Лопарева застал в его кабинете, он протянул руку и говорит:
— Спасибо, Алексей, с твоей помощью мы обезвредили двух матерых преступников.
— А кого второго? — невинным голосом спросил я.
— Рахматуллина. И он посерьезнее Папы Карло, как ты его обозвал.
— А что Рахматуллин сделал? Он участвовал вместе с Папой Карло в вооруженном нападении на магазин?
— Нет, не участвовал. Но дел натворил много. В Краснохолмске, например, инкассатора убил. И в Ташкенте дров наломал. Про Краснохолмское дело слышал? Ты же оттуда.
— Слышал. Но я тогда маленьким был. — У меня камень с души свалился. Они справились сами. — А доказательства у вас по этому делу есть? Свидетели есть?
— У нас даже все участники преступления есть, а было их трое. Ты ведь про Краснохолмское дело спрашиваешь?
Я кивнул.
— А теперь расскажи мне, друг Алеша, как ты про Рахматуллина узнал и как его выследил?
— А как узнал? — растерялся я. — Ничего я не знал. Я же говорил, откуда у меня визитка.
— Поначалу, значит, к нему приходила твоя подружка, которая компьютерами интересуется, потом визитка появилась, а потом Папа Карло? Такая последовательность?
— Такая.
— А про Рахматуллина ты ничего не знал и не следил за ним?
— Конечно нет, — сказал я с тяжелым сердцем. В чем-то майор меня подозревал, а я все еще не мог понять, в чем именно. — Но вообще-то Рахматуллин мне сразу не понравился.
— И ты начал за ним следить…
— Откуда вы знаете?
— Я не знаю — я предполагаю.
Я приготовился к самому дурному, но неожиданно майор завел общие разговоры: в каком классе я учусь, и что собираюсь делать дальше, и не поступить ли мне в школу милиции, чтобы потом у них работать, учиться на заочном юрфаке и таким образом решить проблему с армией и с заработком. И помощь обещал. Вот ведь Ди! Все разболтала.
— Не знаю. Мне такое и в голову не приходило. Вряд ли я подхожу для работы в милиции. Во-обще-то я трусоват.
— Я тоже был трусоват, — хитро, как мне показалось, посматривая на меня, сказал майор. — Когда мне было тринадцать, меня с мальчишками завалило в старой шахте. Кое-кто там сильно разнюнился, рыдал в три ручья, кричал, а я рыл носом землю, камни отворачивал, и так все восемь часов, пока нас не откопали. И никто не догадался, что вел я себя героически исключительно от страха, от панического страха. И я прославился, меня стали считать очень смелым, я даже привык к этому, и мне самому стало казаться, что я смелый. Решил проверить. Стал ходить через нехороший двор, где была большая вероятность схлопотать по балде. И ничего. Летом за водой ходил в темноте мимо злобной овчарки, а раньше боялся. А лет в семнадцать еще одну проверку устроил. У нас в парке отдыха вышка была, откуда с парашютом прыгали. Из нашего класса никто не решался, а я взял и прыгнул. Не напоказ, не для авторитета, для себя. Вот тебе и вся трусость.
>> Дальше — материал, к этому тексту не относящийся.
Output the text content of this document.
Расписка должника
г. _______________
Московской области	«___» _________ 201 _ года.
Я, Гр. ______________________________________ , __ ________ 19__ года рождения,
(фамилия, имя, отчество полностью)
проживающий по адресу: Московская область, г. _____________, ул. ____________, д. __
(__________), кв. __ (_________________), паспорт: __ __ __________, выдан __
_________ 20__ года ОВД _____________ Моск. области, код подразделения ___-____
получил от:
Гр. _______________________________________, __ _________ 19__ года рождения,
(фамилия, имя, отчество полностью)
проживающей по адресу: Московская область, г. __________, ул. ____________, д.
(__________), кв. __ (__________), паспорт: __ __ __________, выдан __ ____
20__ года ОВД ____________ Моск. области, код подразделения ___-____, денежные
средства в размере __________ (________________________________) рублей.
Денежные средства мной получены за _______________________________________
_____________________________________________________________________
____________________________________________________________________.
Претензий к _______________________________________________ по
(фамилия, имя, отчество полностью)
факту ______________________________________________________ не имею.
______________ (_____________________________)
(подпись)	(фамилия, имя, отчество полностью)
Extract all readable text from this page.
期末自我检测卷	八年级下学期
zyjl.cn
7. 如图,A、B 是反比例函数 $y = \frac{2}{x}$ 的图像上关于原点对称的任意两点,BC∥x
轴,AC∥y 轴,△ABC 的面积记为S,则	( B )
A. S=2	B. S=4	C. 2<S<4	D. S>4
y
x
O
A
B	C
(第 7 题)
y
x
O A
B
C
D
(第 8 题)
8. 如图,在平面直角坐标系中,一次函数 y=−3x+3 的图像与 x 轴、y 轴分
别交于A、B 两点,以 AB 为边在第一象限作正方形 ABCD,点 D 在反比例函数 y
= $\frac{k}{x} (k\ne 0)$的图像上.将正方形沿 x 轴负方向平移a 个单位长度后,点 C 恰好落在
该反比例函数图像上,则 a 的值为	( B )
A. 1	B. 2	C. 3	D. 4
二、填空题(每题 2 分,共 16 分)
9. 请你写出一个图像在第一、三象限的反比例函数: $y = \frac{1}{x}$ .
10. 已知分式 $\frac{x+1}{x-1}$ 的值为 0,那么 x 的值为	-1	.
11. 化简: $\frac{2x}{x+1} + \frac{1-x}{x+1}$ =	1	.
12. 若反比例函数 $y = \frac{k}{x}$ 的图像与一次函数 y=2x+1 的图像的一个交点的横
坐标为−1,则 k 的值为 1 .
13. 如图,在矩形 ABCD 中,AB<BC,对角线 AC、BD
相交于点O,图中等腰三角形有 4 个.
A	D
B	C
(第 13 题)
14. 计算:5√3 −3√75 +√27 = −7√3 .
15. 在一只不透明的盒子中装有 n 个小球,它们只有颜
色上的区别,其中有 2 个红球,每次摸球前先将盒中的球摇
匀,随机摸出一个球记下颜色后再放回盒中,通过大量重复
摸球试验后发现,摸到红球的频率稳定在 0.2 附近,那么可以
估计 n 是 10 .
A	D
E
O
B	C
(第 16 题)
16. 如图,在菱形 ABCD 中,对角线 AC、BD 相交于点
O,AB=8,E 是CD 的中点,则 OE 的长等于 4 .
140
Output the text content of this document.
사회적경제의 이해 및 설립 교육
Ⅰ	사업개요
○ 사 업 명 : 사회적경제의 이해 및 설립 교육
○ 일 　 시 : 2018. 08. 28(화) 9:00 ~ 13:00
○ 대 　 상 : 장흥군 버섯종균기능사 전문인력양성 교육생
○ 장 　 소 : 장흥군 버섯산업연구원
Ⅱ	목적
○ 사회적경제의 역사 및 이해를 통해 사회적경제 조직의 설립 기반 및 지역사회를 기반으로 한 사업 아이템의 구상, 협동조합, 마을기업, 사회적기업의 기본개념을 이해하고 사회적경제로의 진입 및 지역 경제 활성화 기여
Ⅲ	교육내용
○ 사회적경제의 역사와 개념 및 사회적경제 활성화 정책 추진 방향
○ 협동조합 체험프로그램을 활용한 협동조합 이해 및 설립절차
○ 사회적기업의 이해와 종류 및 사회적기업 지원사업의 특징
Я выслушал его излияния, но не стал говорить, что между его и моей трусостью есть некоторая разница. Если бы меня завалило, я, вероятно, тоже рыл бы землю как сумасшедший, но потом нипочем не пошел бы прыгать с вышки. Это точно.
— Не знаю, — промямлил я. — Надо думать, время терпит. А что будет Рахматуллину?
— Плохо будет. На нем не одно дело висит, и не по одной статье он пойдет.
— А что значит «плохо»?
— Ну ты интересный! Это же суд решает.
На прощание Лопарев снова крепко пожал мне руку. Кажется, я отделался легким испугом. Еще он сказал мне, что позвонит, когда следствие закончится. А чего бы ему звонить мне? Снова задумался. Так бы, наверное, и не понял, в чем дело, если бы вечером Ди не проболталась.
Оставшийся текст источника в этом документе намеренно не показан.